A caminho da zona leste de São Paulo, é impossível ignorar a torre única do Edifício Platina 220. Da Avenida Alcântara Machado, a mais ou menos 1,5 km do endereço, ela desponta e rasga o horizonte. Com 172 metros, prestes a ser inaugurado, o prédio no Tatuapé toma a posição de mais alto da capital, que foi, por mais de cinco décadas, do Mirante do Vale (170 metros), no centro. A edificação, que começou a ser levantada em 2018, terá inauguração marcada por uma série de eventos na última semana de agosto e na primeira de setembro – um deles será uma visitação para o público em geral, com ingressos limitados.
Tudo no prédio multiuso é superlativo. Cinquenta pavimentos, contando andares técnicos e três subsolos. De terreno, são 6,4 mil m² e 57 mil m² de área construída. Além disso, um total de 3,9 mil toneladas de aço e 32,3 mil m³ de concreto.
O edifício faz parte de um projeto maior, chamado Eixo Platina, comandado pela incorporadora Porte Engenharia e Urbanismo, que trabalha numa área que engloba Tatuapé, Belém, Vila Carrão, Vila Formosa, Água Rasa e Mooca. O polo urbanístico é paralelo à Radial Leste, fica entre as estações do Metrô Belém, Tatuapé e Carrão, e tem como base a Rua Platina. No total, a 1ª fase do projeto inclui seis prédios, que já foram aprovados ou estão em fase final do processo de aprovação na Prefeitura.

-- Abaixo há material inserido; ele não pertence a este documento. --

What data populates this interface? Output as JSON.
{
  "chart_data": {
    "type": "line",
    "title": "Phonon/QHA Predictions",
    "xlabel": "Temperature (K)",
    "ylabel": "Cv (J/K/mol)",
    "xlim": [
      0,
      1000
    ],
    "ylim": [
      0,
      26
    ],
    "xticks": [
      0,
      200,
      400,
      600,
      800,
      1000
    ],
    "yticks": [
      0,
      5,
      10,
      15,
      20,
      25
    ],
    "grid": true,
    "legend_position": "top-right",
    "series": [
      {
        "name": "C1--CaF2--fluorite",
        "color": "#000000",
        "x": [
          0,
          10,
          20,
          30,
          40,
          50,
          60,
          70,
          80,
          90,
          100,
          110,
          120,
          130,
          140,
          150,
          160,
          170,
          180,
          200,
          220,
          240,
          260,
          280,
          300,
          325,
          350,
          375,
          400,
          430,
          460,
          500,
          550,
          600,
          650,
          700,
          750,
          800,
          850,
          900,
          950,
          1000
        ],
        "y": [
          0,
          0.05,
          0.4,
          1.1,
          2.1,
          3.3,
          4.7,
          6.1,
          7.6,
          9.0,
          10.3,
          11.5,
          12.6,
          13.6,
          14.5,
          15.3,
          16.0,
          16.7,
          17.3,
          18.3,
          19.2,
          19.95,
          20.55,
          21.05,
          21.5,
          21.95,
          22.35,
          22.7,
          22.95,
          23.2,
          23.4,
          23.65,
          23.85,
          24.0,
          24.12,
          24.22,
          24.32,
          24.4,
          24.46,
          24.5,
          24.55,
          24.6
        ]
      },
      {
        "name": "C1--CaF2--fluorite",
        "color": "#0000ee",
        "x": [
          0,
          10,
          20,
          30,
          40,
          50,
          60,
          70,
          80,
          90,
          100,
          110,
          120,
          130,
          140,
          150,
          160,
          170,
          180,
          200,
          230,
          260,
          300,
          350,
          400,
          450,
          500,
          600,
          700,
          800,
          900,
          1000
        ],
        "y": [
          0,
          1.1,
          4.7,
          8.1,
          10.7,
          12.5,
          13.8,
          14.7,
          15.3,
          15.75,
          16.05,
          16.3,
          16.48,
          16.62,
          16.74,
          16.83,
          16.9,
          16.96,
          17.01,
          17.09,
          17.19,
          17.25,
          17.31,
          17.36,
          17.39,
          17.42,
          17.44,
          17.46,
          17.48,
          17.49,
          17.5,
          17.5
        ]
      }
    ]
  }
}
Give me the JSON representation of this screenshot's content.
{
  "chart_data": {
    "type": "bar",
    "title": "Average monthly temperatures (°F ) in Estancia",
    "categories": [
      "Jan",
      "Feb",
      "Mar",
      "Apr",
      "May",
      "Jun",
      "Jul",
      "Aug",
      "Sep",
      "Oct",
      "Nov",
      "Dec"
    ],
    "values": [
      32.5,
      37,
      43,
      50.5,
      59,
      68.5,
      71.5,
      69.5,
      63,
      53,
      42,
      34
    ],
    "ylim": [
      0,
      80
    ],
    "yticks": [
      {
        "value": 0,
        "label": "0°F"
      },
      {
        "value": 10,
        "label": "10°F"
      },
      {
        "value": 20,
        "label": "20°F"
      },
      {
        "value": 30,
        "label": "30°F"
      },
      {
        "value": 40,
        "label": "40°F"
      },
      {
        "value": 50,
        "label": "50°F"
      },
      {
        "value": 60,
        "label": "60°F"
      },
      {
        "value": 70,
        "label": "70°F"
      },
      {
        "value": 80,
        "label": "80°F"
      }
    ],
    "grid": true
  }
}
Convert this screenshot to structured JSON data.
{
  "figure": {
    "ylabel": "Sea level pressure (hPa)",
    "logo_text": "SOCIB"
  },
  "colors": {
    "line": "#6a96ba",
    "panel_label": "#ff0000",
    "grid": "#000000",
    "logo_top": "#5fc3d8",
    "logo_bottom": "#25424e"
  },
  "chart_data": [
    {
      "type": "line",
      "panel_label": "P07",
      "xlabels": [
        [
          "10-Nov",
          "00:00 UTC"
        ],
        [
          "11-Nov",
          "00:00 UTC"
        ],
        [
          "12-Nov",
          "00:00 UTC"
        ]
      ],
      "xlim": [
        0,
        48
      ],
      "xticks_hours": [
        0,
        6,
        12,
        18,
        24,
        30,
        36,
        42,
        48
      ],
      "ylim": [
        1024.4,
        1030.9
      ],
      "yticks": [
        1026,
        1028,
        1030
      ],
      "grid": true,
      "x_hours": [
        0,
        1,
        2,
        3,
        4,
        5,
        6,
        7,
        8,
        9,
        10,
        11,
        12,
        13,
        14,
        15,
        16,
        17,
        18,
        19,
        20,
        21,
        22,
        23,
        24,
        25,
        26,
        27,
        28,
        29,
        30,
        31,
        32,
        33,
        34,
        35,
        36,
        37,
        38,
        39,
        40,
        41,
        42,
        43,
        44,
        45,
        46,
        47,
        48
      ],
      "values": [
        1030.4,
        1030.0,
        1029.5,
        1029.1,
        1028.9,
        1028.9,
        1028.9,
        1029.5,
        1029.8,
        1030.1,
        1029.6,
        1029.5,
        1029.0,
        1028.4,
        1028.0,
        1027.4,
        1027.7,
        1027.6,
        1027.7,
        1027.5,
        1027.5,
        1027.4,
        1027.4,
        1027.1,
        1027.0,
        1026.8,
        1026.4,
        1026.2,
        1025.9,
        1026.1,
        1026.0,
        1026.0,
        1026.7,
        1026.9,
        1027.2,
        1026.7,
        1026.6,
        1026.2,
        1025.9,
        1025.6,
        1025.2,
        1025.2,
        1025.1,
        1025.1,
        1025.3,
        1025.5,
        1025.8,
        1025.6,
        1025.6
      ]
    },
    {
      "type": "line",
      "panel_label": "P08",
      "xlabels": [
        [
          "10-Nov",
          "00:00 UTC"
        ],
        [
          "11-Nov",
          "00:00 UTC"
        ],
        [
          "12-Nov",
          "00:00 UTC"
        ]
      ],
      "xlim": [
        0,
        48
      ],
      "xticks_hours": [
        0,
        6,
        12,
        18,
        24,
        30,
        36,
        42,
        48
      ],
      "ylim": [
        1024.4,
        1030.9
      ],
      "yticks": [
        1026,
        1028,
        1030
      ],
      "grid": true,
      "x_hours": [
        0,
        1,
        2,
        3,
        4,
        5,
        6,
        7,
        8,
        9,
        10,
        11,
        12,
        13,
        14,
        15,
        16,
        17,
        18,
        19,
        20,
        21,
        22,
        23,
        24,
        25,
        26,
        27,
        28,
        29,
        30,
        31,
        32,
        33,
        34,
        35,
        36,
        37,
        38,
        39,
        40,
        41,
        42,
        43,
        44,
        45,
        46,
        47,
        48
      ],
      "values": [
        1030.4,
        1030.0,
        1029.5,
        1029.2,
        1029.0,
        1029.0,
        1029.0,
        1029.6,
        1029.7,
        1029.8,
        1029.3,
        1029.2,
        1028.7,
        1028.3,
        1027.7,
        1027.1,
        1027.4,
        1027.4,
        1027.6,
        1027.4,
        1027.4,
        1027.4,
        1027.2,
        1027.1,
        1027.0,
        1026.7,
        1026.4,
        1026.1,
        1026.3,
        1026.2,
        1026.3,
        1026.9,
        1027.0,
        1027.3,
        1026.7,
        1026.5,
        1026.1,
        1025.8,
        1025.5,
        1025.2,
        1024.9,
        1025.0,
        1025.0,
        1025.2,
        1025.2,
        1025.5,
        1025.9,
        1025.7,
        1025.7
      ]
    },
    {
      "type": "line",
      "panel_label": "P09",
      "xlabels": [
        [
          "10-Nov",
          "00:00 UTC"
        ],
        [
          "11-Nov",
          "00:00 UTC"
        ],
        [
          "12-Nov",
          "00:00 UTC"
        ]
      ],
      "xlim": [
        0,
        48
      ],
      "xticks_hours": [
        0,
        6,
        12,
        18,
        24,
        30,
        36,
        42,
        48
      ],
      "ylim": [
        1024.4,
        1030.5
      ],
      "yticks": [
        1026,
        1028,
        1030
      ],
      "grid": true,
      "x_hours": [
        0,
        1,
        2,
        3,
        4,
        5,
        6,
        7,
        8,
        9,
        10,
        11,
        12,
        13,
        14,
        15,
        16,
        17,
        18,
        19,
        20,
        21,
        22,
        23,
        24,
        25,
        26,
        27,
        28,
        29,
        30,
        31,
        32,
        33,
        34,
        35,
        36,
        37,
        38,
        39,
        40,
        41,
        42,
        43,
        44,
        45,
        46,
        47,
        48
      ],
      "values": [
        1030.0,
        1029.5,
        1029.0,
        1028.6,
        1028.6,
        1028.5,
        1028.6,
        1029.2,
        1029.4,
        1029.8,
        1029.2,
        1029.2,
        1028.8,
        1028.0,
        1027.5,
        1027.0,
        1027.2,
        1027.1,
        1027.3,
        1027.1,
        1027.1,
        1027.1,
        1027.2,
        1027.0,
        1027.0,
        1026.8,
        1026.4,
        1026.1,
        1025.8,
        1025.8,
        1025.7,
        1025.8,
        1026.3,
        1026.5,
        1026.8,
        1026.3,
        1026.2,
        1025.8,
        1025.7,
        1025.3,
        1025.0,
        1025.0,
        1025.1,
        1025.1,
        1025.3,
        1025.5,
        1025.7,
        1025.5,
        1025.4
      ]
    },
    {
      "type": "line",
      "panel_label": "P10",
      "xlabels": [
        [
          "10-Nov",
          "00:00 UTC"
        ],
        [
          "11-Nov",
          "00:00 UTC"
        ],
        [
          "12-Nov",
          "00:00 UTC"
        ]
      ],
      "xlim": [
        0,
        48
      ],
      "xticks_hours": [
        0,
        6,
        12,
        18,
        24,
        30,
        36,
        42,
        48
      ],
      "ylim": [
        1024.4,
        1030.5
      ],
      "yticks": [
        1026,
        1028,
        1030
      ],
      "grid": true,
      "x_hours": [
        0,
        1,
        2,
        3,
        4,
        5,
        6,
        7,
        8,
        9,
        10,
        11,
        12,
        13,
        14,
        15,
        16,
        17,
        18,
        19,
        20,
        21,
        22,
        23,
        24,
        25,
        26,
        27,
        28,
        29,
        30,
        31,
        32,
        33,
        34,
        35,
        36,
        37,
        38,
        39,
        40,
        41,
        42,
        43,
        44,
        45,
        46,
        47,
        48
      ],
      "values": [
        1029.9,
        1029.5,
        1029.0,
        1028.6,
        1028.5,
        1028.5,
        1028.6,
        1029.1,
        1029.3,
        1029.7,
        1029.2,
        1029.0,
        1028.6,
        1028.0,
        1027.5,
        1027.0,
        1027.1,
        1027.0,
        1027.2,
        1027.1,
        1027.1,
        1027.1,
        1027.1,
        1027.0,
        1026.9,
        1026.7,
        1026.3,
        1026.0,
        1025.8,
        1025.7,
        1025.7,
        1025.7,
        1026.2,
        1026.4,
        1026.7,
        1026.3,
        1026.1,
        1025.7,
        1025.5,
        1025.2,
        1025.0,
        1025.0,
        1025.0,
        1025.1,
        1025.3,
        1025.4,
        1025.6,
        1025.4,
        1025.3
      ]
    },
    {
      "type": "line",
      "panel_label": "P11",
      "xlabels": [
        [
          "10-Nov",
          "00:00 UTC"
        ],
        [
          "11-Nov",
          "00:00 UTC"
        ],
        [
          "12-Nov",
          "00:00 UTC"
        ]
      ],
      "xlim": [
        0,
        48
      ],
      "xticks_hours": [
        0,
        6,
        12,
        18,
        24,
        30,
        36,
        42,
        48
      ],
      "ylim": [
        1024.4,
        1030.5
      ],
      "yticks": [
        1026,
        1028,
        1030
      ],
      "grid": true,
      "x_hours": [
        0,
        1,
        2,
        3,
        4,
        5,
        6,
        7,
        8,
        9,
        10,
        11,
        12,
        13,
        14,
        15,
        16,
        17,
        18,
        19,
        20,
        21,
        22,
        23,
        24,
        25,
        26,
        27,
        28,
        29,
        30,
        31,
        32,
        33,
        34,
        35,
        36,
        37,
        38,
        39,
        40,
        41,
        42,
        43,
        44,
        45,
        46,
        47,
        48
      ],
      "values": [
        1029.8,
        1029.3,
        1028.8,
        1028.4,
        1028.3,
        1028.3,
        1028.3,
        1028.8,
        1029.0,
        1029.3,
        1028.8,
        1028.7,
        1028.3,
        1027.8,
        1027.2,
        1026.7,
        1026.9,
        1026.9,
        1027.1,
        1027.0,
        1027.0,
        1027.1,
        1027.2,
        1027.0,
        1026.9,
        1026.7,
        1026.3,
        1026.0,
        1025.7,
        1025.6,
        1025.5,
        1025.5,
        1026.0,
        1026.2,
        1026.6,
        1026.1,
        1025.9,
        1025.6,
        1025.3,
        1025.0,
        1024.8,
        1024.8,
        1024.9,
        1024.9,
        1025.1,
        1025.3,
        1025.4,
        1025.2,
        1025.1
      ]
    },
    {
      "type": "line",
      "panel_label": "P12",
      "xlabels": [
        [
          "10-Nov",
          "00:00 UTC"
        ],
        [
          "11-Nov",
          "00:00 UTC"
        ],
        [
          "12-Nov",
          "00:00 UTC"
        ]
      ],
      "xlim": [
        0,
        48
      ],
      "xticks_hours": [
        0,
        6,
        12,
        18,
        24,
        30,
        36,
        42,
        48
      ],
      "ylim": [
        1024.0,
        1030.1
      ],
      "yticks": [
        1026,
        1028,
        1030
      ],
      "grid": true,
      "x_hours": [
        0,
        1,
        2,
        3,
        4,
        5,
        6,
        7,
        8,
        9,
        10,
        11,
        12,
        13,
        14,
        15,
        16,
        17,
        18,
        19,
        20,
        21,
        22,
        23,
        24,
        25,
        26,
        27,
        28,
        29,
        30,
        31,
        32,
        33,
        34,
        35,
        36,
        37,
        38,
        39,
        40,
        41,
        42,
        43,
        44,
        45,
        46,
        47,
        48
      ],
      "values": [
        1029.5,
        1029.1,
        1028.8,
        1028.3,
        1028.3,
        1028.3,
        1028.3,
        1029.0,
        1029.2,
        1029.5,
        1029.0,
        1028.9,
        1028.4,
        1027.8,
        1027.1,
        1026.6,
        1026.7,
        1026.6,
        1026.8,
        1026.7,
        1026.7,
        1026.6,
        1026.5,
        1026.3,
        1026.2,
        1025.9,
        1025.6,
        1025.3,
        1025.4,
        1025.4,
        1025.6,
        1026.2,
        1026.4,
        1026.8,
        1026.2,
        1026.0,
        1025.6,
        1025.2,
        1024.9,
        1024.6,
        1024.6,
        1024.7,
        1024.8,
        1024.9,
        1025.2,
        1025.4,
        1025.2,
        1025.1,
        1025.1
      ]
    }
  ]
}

Conforme Moniza Camilo, coordenadora de Ciência Urbana da construtora, um dos objetivos é fazer com que a zona leste deixe de ser apenas “dormitório”, evitando deslocamentos para estudar, consumir, se divertir e trabalhar. A ideia é reunir várias dessas possibilidades nesse lugar e, diz ela, o eixo deve se assemelhar ao que se vê na Avenida Paulista, e não à Berrini ou à Faria Lima. O moderno e alto edifício já contrasta com o comércio popular e casas antigas e baixas dos arredores.
Entre os moradores da região, o prédio que ocupa o número 220 da Rua Bom Sucesso, próximo ao Metrô e ao Shopping Tatuapé, provoca admiração e esperança de mais protagonismo para o bairro, mas também preocupações sobre encarecimento da região e complicações no trânsito.
Urbanistas ouvidos pelo Estadão falam que o maior prédio da cidade estar na zona leste – fora do centro expandido e do chamado quadrante sudoeste -, é “simbólico”. Para eles, existe a possibilidade de uma “nova centralidade terciária”. Por outro lado, levantam preocupações sobre um possível apagamento da memória do bairro e êxodo da população mais pobre com a valorização imobiliária.
Arranha-céu
O objetivo do Platina 220 nunca foi ser o mais alto da cidade, dizem os envolvidos no projeto. Conforme Moniza, ficar grande foi uma “consequência” aos usos que a “região necessitava” e também do que a legislação permitia para a área. A torre única favoreceu a “fachada ativa”. Com o prédio mais afastado da rua, foi possível fazer doação de área à Prefeitura, para aumento de calçada e área verde.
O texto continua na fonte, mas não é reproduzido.